Les jeunes entreprises sont nombreuses à hésiter à passer le cap de leur premier recrutement en contrat de travail à durée indéterminée et souvent, avant de se lancer, elle décide de faire appel à des prestataires de services.

Les chiffres donnés par l’Insee en témoignent, les microentreprises prospèrent en France avec un niveau record atteint en 2018, plus de 300 000 enregistrements rien que sur cette année-là !

Alors, faut-il faire appel à un prestataire de services ? Un auto-entrepreneur ? ou plutôt opter pour l’embauche d’un salarié en CDI ? Quels sont les avantages et les inconvénients présentés par ce type de contrat ? Quels sont les pièges à éviter aussi ?

Ce sont les questions auxquelles nous répondons dans l’épisode d’aujourd’hui.

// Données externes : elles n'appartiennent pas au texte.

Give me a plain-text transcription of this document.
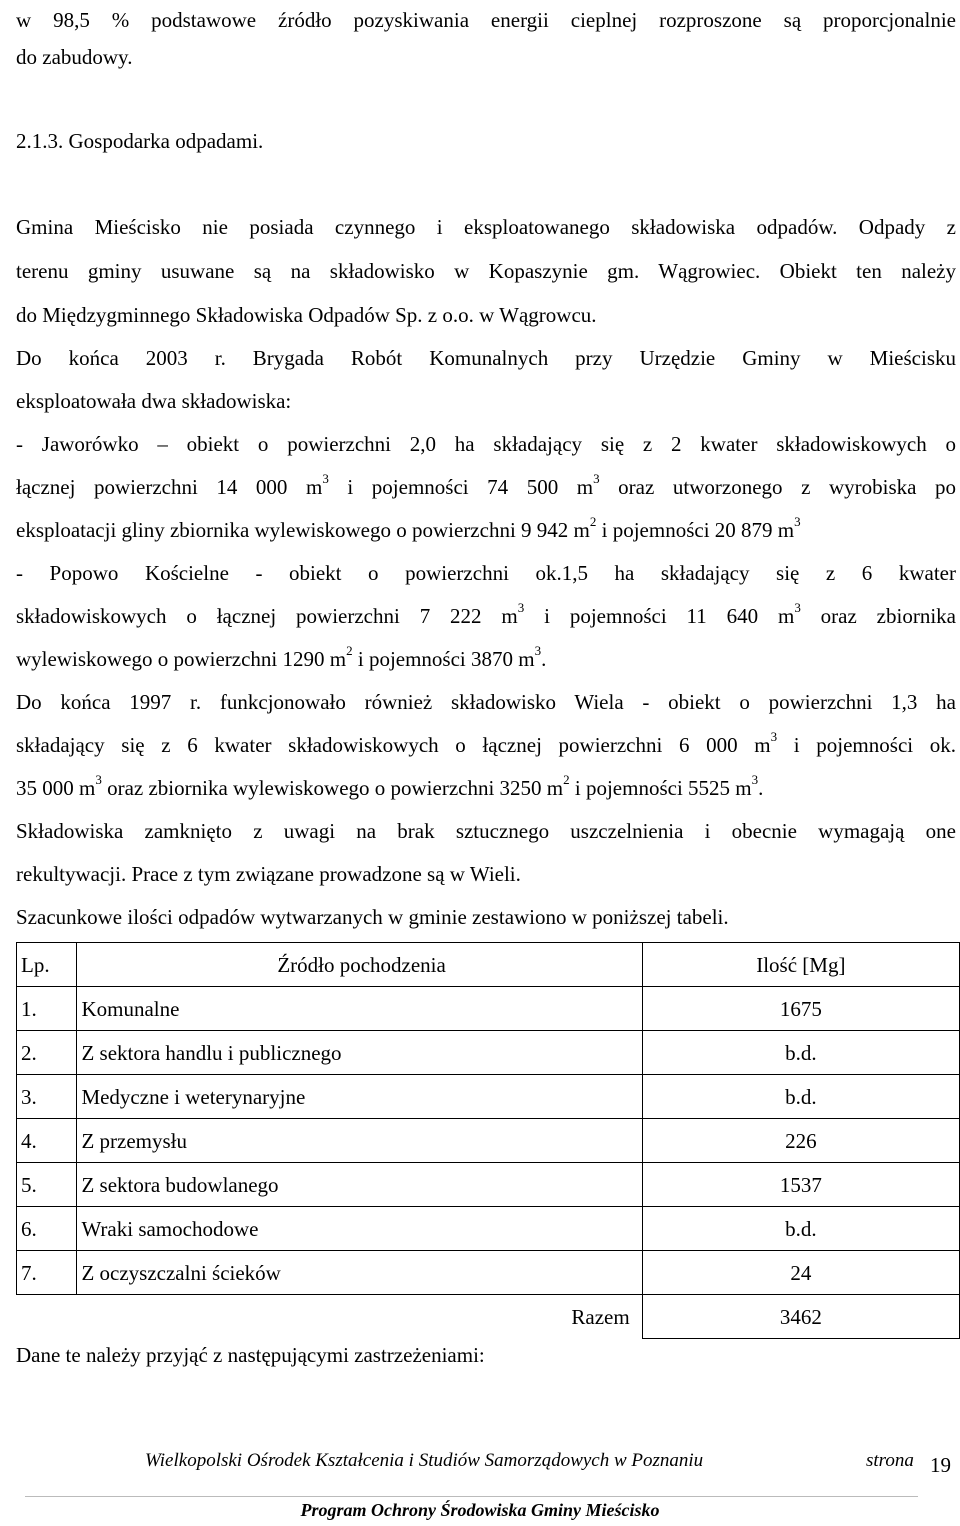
w 98,5 % podstawowe źródło pozyskiwania energii cieplnej rozproszone są proporcjonalnie
do zabudowy.
2.1.3. Gospodarka odpadami.
Gmina Mieścisko nie posiada czynnego i eksploatowanego składowiska odpadów. Odpady z
terenu gminy usuwane są na składowisko w Kopaszynie gm. Wągrowiec. Obiekt ten należy
do Międzygminnego Składowiska Odpadów Sp. z o.o. w Wągrowcu.
Do końca 2003 r. Brygada Robót Komunalnych przy Urzędzie Gminy w Mieścisku
eksploatowała dwa składowiska:
- Jaworówko – obiekt o powierzchni 2,0 ha składający się z 2 kwater składowiskowych o
łącznej powierzchni 14 000 $m^3$ i pojemności 74 500 $m^3$ oraz utworzonego z wyrobiska po
eksploatacji gliny zbiornika wylewiskowego o powierzchni 9 942 $m^2$ i pojemności 20 879 $m^3$
- Popowo Kościelne - obiekt o powierzchni ok.1,5 ha składający się z 6 kwater
składowiskowych o łącznej powierzchni 7 222 $m^3$ i pojemności 11 640 $m^3$ oraz zbiornika
wylewiskowego o powierzchni 1290 $m^2$ i pojemności 3870 $m^3$.
Do końca 1997 r. funkcjonowało również składowisko Wiela - obiekt o powierzchni 1,3 ha
składający się z 6 kwater składowiskowych o łącznej powierzchni 6 000 $m^3$ i pojemności ok.
35 000 $m^3$ oraz zbiornika wylewiskowego o powierzchni 3250 $m^2$ i pojemności 5525 $m^3$.
Składowiska zamknięto z uwagi na brak sztucznego uszczelnienia i obecnie wymagają one
rekultywacji. Prace z tym związane prowadzone są w Wieli.
Szacunkowe ilości odpadów wytwarzanych w gminie zestawiono w poniższej tabeli.
Lp.	Źródło pochodzenia	Ilość [Mg]
1.	Komunalne	1675
2.	Z sektora handlu i publicznego	b.d.
3.	Medyczne i weterynaryjne	b.d.
4.	Z przemysłu	226
5.	Z sektora budowlanego	1537
6.	Wraki samochodowe	b.d.
7.	Z oczyszczalni ścieków	24
	Razem	3462
Dane te należy przyjąć z następującymi zastrzeżeniami:
Wielkopolski Ośrodek Kształcenia i Studiów Samorządowych w Poznaniu	strona 19
Program Ochrony Środowiska Gminy Mieścisko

Qu’est-ce que la prestation de services ? C’est une notion qui est très large et qui concerne initialement le droit des affaires. D’ailleurs, le Code du travail ne fait pas directement référence à la prestation de services. C’est en fait un contrat conclu entre deux entreprises par lequel une entreprise s’engage à exécuter pour une autre un travail de façon totalement indépendante et moyennant un prix convenu ensemble. L’un des exemples que l’on peut donner de cette pratique, c’est une société, notamment une startup, qui va avoir recours à ce que l’on appelle dans le langage courant, un auto-entrepreneur.

Il existe des exemples très médiatisés et variés de prestation de services. Les exemples les plus connus sont les chauffeurs Uber ou encore les livreurs Deliveroo. Ce sont des livreurs qui sont auto-entrepreneurs, immatriculés comme tels, qui travaillent en tant qu’indépendants et bénéficient, en principe, d’une grande liberté dans l’organisation de leur travail. Mais il existe beaucoup d’autres exemples de recours à la prestation de services. Par exemple, les coachs de certaines salles de sport peuvent être des prestataires de services, les professeurs de certains organismes de formation ou les développeurs de sites web ou les webdesigners. Bref, on a une multiplicité de prestataires de services qui vont donc offrir une prestation dans ce cadre juridique.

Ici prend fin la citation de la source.